RSPCA said it will promote the winners on its Good Business Awards website, and achievements will be detailed in a consumer guide to choosing higher welfare companies.
According to RSPCA, around two thirds of all eggs used in restaurants, pubs and cafes - whether whole or in liquid form in quiches and cakes - continue to be sourced from hens kept in battery cages.
This is at a time when half of all eggs produced in the UK are now produced in a cage-free environment.
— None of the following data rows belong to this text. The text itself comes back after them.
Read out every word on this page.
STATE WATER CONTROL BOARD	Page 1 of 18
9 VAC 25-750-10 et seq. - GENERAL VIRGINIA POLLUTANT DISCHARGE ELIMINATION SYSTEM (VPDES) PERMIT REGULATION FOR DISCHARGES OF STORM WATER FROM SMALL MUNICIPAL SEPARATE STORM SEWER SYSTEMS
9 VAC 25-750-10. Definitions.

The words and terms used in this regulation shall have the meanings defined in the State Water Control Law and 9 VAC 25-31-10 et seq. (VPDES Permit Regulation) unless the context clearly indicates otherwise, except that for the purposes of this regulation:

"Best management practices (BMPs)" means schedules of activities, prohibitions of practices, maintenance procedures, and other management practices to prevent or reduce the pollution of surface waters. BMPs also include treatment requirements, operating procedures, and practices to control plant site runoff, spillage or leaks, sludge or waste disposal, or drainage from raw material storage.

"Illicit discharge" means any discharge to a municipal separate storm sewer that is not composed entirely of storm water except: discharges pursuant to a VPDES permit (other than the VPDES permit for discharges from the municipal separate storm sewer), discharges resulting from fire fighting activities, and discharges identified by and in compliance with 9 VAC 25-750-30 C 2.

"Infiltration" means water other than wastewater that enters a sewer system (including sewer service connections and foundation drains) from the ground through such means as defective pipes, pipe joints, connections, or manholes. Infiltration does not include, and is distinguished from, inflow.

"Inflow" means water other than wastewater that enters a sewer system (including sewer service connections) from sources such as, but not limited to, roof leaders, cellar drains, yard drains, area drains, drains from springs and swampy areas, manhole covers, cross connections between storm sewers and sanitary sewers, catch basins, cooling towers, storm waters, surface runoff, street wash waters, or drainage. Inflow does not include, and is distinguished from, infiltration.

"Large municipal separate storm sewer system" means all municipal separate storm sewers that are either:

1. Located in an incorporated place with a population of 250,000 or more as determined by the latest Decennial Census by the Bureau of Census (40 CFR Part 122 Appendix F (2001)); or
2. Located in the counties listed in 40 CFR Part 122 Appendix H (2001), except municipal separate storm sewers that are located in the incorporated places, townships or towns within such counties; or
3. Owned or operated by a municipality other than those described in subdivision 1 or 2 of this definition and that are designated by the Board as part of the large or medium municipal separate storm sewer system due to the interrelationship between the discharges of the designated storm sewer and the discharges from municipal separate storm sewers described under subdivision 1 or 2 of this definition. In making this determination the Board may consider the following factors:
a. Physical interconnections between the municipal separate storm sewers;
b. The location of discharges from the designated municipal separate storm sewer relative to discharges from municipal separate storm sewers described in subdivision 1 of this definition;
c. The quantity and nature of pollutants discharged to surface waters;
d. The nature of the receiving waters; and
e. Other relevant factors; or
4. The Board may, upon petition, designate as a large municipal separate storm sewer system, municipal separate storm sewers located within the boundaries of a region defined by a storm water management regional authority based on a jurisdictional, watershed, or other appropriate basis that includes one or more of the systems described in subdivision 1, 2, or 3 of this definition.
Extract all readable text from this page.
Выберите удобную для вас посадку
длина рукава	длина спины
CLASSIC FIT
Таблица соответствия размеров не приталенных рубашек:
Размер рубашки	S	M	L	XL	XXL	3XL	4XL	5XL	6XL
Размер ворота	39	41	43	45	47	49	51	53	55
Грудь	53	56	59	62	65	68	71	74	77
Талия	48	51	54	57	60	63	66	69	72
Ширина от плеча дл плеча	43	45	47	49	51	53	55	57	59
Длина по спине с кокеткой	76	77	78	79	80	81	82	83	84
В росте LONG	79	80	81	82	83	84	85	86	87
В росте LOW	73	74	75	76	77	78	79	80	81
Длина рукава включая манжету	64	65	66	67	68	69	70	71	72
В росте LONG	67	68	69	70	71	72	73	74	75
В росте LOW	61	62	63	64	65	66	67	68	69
The latest figures from Defra (Department of Environment, Food and Rural Affairs) find that 45 per cent of eggs produced in the UK last year were free-range, while five per cent were produced in barn systems.
This increased from 41 per cent free-range and four per cent barn in 2009, which shows that more and more consumers are buying higher welfare products, said RSPCA.
However, 17 million hens are still kept in cages with less useable space each than the size of a piece of A4 paper, said the animal welfare group. “They are unable to move around freely, move away from each other easily or to express natural behaviours properly, such as foraging and dust bathing.”
“The RSPCA believes that all hens should be kept in properly managed free-range or barn systems,” said RSPCA senior farm animal scientist Alice Clark.
“We are encouraging everyone in the food retail sector to use welfare-friendly eggs, introduce or improve animal welfare policies and to enter the food category of the RSPCA Good Business Awards.”